Responsible AI: There need to be guardrails, Microsoft expert says

Should AI redirect those asking troubling questions — such as how to build a bomb or commit suicide

Artificial intelligence — especially with the rise of programs such as ChatGPT — can quickly teach you how to do anything.

Like build a bomb to blow up your school.

Or commit suicide.

Stopping it from doing so is not as easy.

Microsoft Vice Chair and President Brad Smith, a Princeton University alum and world-renowned expert on AI, told the audience during the Q&A portion of his talk at the NJAI Summit on Thursday in Princeton that the issue is one of the biggest challenges to the technology community.

It’s a challenge that becomes greater with each passing day.

“As a philosophical principle, if you want to go far and reasonably fast, you do need real guardrails around this technology,” he told the crowd.

To be sure, there is consensus to do this.

Smith said there is a fairly common consensus around a set of principles: privacy, security, accessibility, fairness, accountability and transparency.

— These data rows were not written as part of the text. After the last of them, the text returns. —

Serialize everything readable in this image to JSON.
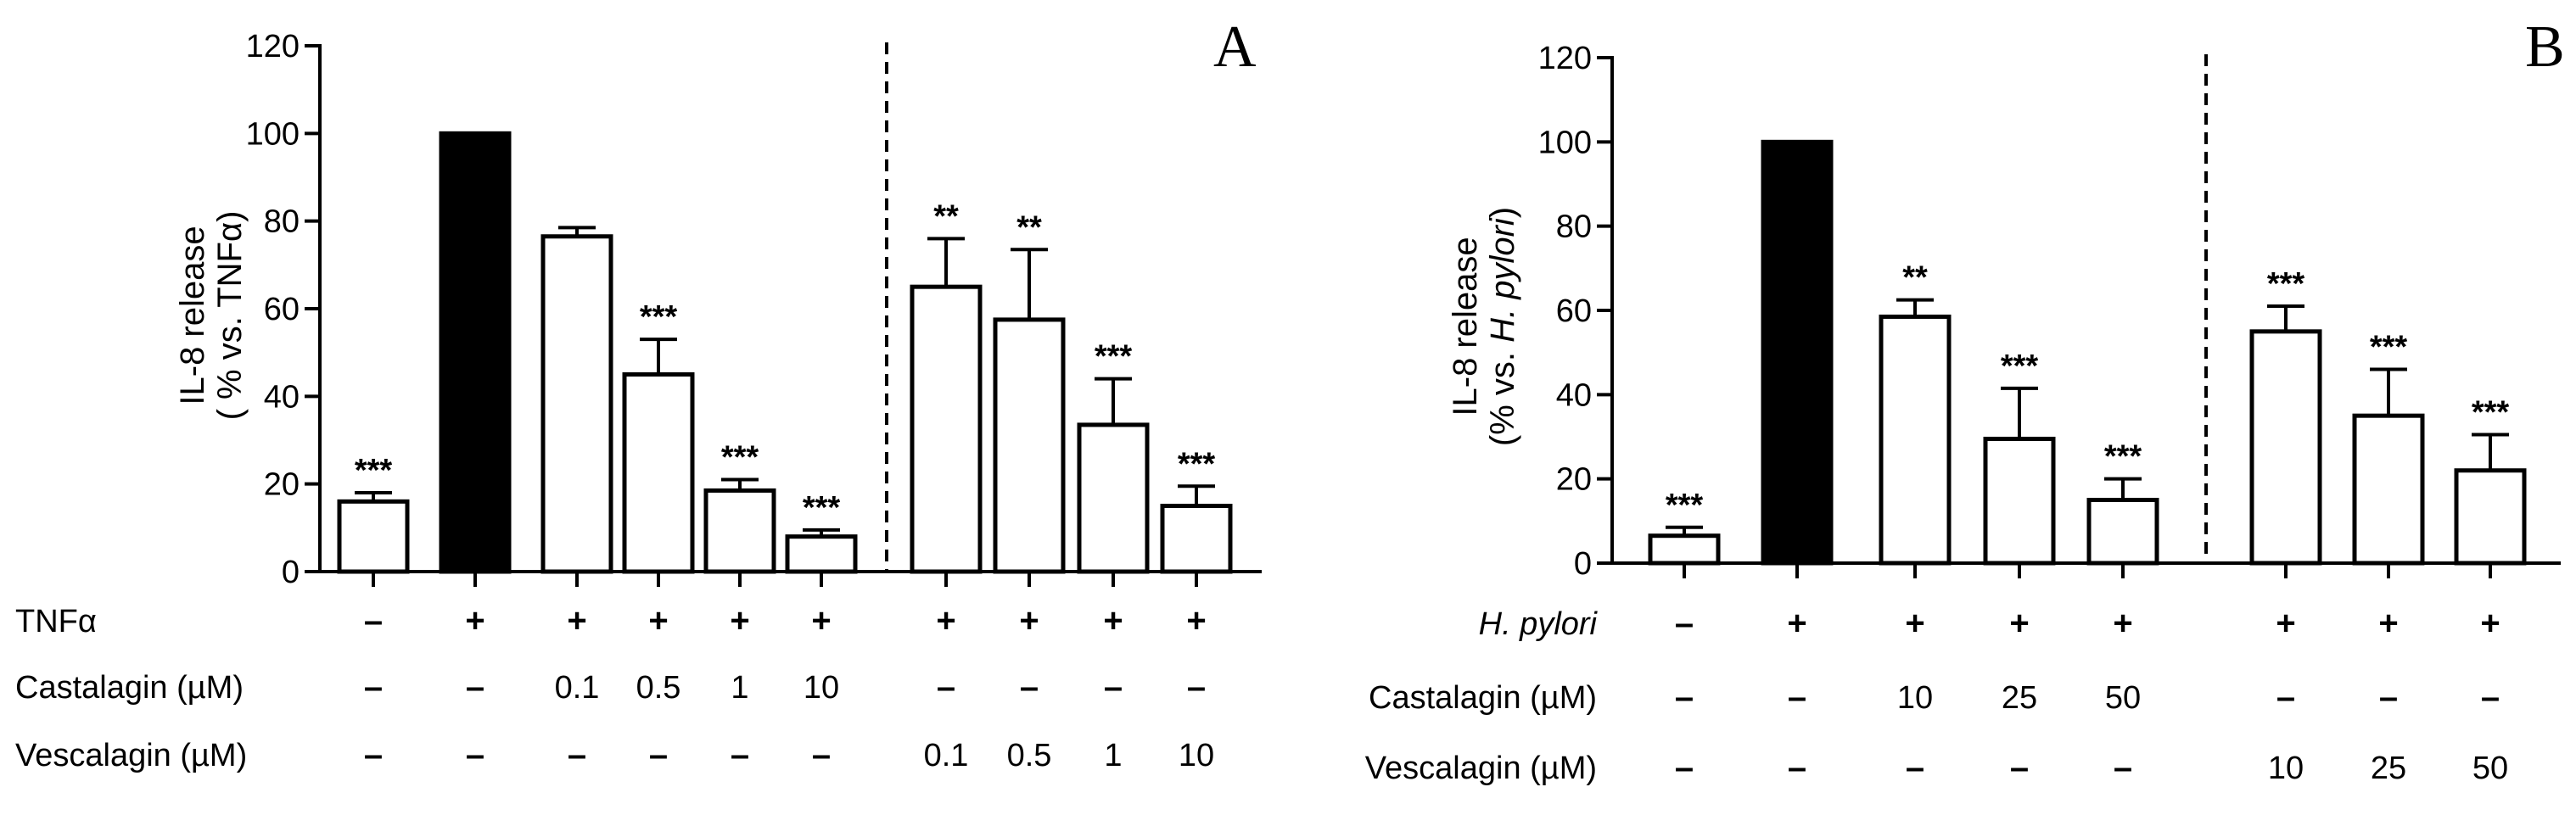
{
  "chart_data": [
    {
      "type": "bar",
      "panel_label": "A",
      "ylabel_line1": "IL-8 release",
      "ylabel_line2": "( % vs. TNFα)",
      "ylim": [
        0,
        120
      ],
      "yticks": [
        "0",
        "20",
        "40",
        "60",
        "80",
        "100",
        "120"
      ],
      "values": [
        16,
        100,
        76.5,
        45,
        18.5,
        8,
        65,
        57.5,
        33.5,
        15
      ],
      "errors": [
        2,
        0,
        2,
        8,
        2.5,
        1.5,
        11,
        16,
        10.5,
        4.5
      ],
      "fills": [
        "white",
        "black",
        "white",
        "white",
        "white",
        "white",
        "white",
        "white",
        "white",
        "white"
      ],
      "significance": [
        "***",
        "",
        "",
        "***",
        "***",
        "***",
        "**",
        "**",
        "***",
        "***"
      ],
      "separator_after_index": 5,
      "condition_rows": [
        {
          "label": "TNFα",
          "values": [
            "–",
            "+",
            "+",
            "+",
            "+",
            "+",
            "+",
            "+",
            "+",
            "+"
          ]
        },
        {
          "label": "Castalagin (µM)",
          "values": [
            "–",
            "–",
            "0.1",
            "0.5",
            "1",
            "10",
            "–",
            "–",
            "–",
            "–"
          ]
        },
        {
          "label": "Vescalagin (µM)",
          "values": [
            "–",
            "–",
            "–",
            "–",
            "–",
            "–",
            "0.1",
            "0.5",
            "1",
            "10"
          ]
        }
      ]
    },
    {
      "type": "bar",
      "panel_label": "B",
      "ylabel_line1": "IL-8 release",
      "ylabel_line2_prefix": "(% vs. ",
      "ylabel_line2_italic": "H. pylori",
      "ylabel_line2_suffix": ")",
      "ylim": [
        0,
        120
      ],
      "yticks": [
        "0",
        "20",
        "40",
        "60",
        "80",
        "100",
        "120"
      ],
      "values": [
        6.5,
        100,
        58.5,
        29.5,
        15,
        55,
        35,
        22
      ],
      "errors": [
        2,
        0,
        4,
        12,
        5,
        6,
        11,
        8.5
      ],
      "fills": [
        "white",
        "black",
        "white",
        "white",
        "white",
        "white",
        "white",
        "white"
      ],
      "significance": [
        "***",
        "",
        "**",
        "***",
        "***",
        "***",
        "***",
        "***"
      ],
      "separator_after_index": 4,
      "condition_rows": [
        {
          "label": "H. pylori",
          "italic": true,
          "values": [
            "–",
            "+",
            "+",
            "+",
            "+",
            "+",
            "+",
            "+"
          ]
        },
        {
          "label": "Castalagin (µM)",
          "values": [
            "–",
            "–",
            "10",
            "25",
            "50",
            "–",
            "–",
            "–"
          ]
        },
        {
          "label": "Vescalagin (µM)",
          "values": [
            "–",
            "–",
            "–",
            "–",
            "–",
            "10",
            "25",
            "50"
          ]
        }
      ]
    }
  ]
}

“But, what you realize is, all of these need to be operationalized,” he said. “At Microsoft, we’ve now had seven years to work on this. And you turn these principles into policies, you develop training for engineers and engineering teams, you build governance and compliance systems, you have to constantly work at.”

From a technical perspective, it begins with what Smith said is called a “classifier” — which recognizes questions that would lead to answers like the bomb and suicide questions.

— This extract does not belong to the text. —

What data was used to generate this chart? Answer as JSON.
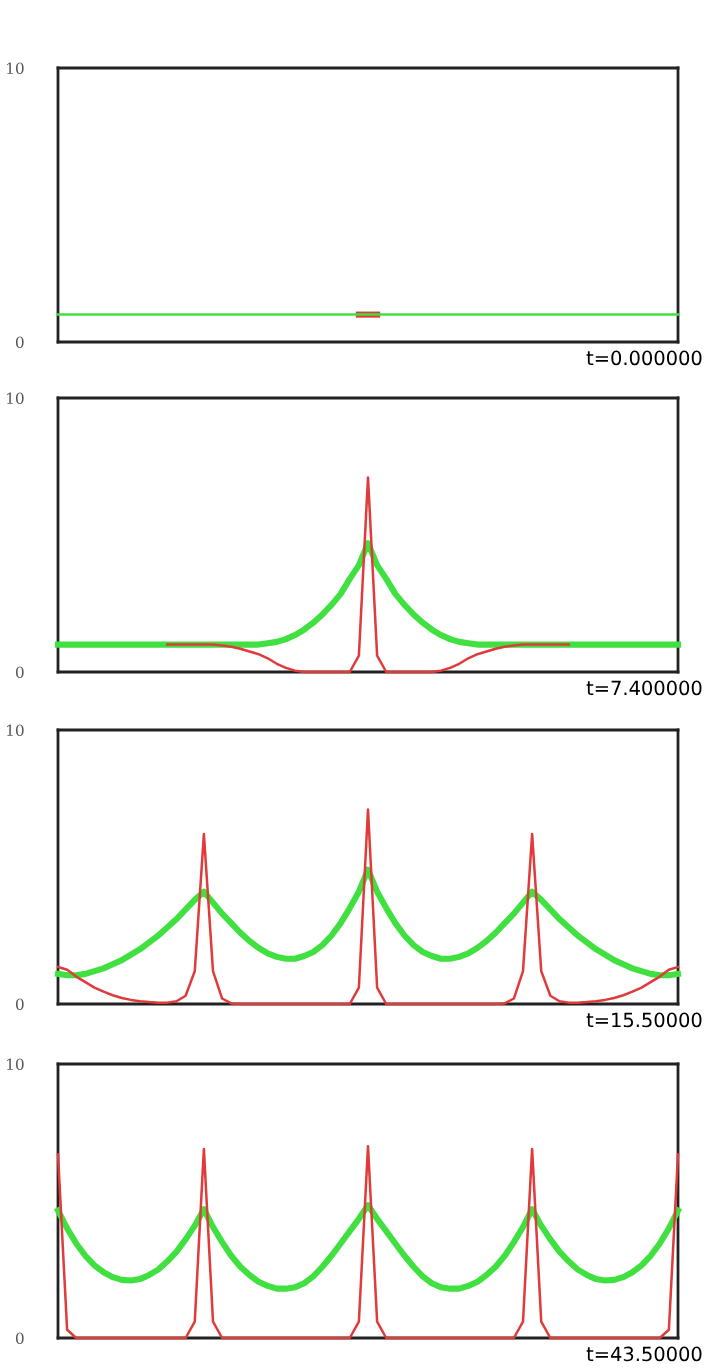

“When you create a classifier for something like that, you have to catch all the permutations of all the ways that it can be requested in different words,” he said. “And then you combine that with what is called a meta prop.

“Even though artificial intelligence is fully capable of telling people how to do that, the meta prop intervenes, and basically says, ‘I’m sorry, I will not do that for you.’”

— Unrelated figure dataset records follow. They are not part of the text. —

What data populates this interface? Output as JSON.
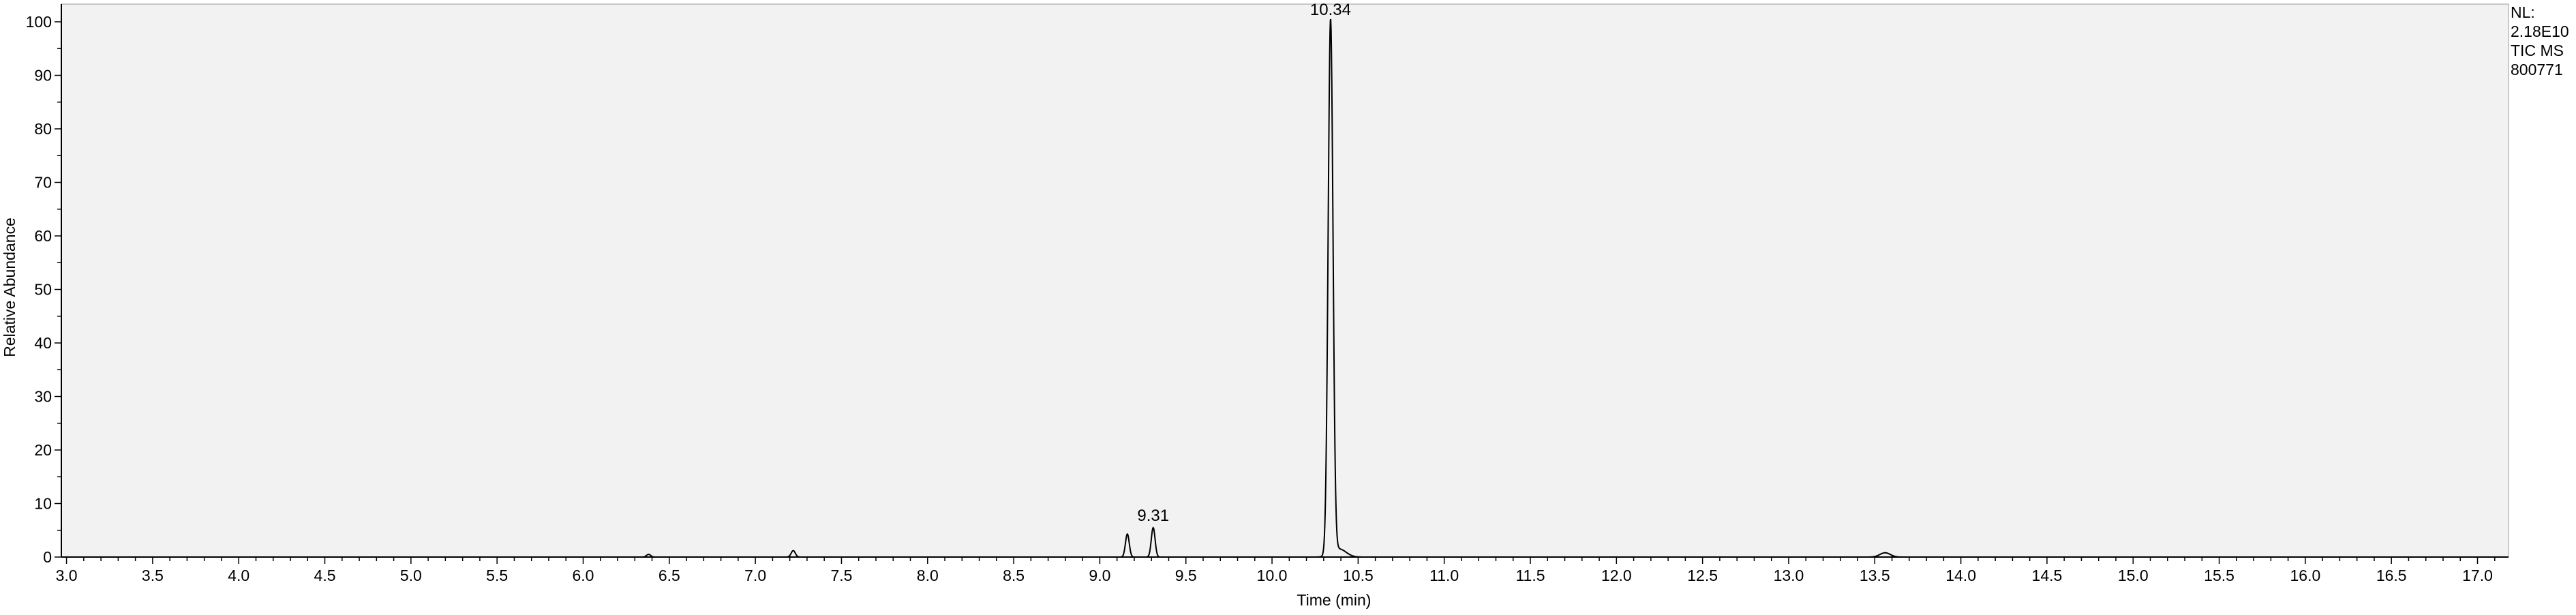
{
  "info": {
    "line1": "NL:",
    "line2": "2.18E10",
    "line3": "TIC  MS",
    "line4": "800771"
  },
  "chart_data": {
    "type": "line",
    "title": "",
    "xlabel": "Time (min)",
    "ylabel": "Relative Abundance",
    "xlim": [
      2.97,
      17.18
    ],
    "ylim": [
      0,
      100
    ],
    "x_ticks": [
      "3.0",
      "3.5",
      "4.0",
      "4.5",
      "5.0",
      "5.5",
      "6.0",
      "6.5",
      "7.0",
      "7.5",
      "8.0",
      "8.5",
      "9.0",
      "9.5",
      "10.0",
      "10.5",
      "11.0",
      "11.5",
      "12.0",
      "12.5",
      "13.0",
      "13.5",
      "14.0",
      "14.5",
      "15.0",
      "15.5",
      "16.0",
      "16.5",
      "17.0"
    ],
    "y_ticks": [
      "0",
      "10",
      "20",
      "30",
      "40",
      "50",
      "60",
      "70",
      "80",
      "90",
      "100"
    ],
    "background": "#f2f2f2",
    "line_color": "#000000",
    "grid": false,
    "series": [
      {
        "baseline": 0,
        "peaks": [
          {
            "rt": 6.38,
            "height": 0.5,
            "width": 0.012
          },
          {
            "rt": 7.22,
            "height": 1.2,
            "width": 0.012
          },
          {
            "rt": 9.16,
            "height": 4.3,
            "width": 0.011
          },
          {
            "rt": 9.31,
            "height": 5.5,
            "width": 0.011
          },
          {
            "rt": 10.34,
            "height": 100,
            "width": 0.014
          },
          {
            "rt": 10.39,
            "height": 1.5,
            "width": 0.04
          },
          {
            "rt": 13.56,
            "height": 0.8,
            "width": 0.03
          }
        ]
      }
    ],
    "annotations": [
      {
        "text": "10.34",
        "x": 10.34,
        "y": 100
      },
      {
        "text": "9.31",
        "x": 9.31,
        "y": 5.5
      }
    ]
  }
}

Smith said AI, in the case of the suicide question, can lead the user to a suicide prevention hotline number instead.

Problem solved. If only it were that easy.

“The biggest barrier to doing it better is the ingenuity of human beings who are trying to do bad things,” Smith said.  “There’s another term, called ‘jailbreaking.’

“Jailbreaking is trying to get around the classifiers, and meta prompts, so that you can get the system to do something that you’re trying to prevent it from doing.”

The challenges around this are being tackled by developers — and governments. Potentially even law enforcement.

Smith acknowledged that this enters into a discussion on privacy controls, but wondered where that line should be.

Should AI step in when it realizes someone who is trying to access financial data does not match the person who previously has been accessing that account, using a function called “Know your customer.”

Or, in a more specific real-world example, should Microsoft be able to prevent someone who was trying to create inappropriate images of Taylor Swift.

“We had an incident at Microsoft back in January, where somebody used one of our designer tools to create completely inappropriate images of Taylor Swift,” he said. “We had somebody who used it in March, to try to create a different image that was not appropriate. And, when we pulled the network log, we saw that the individual had made 593 attempts.”

What to do? Back to the conundrum.

“Unfortunately, at the end of the day, I don’t know that the technology can be so self-healing that we won’t at times need to turn to laws that say what’s permissible and what’s not,” he said.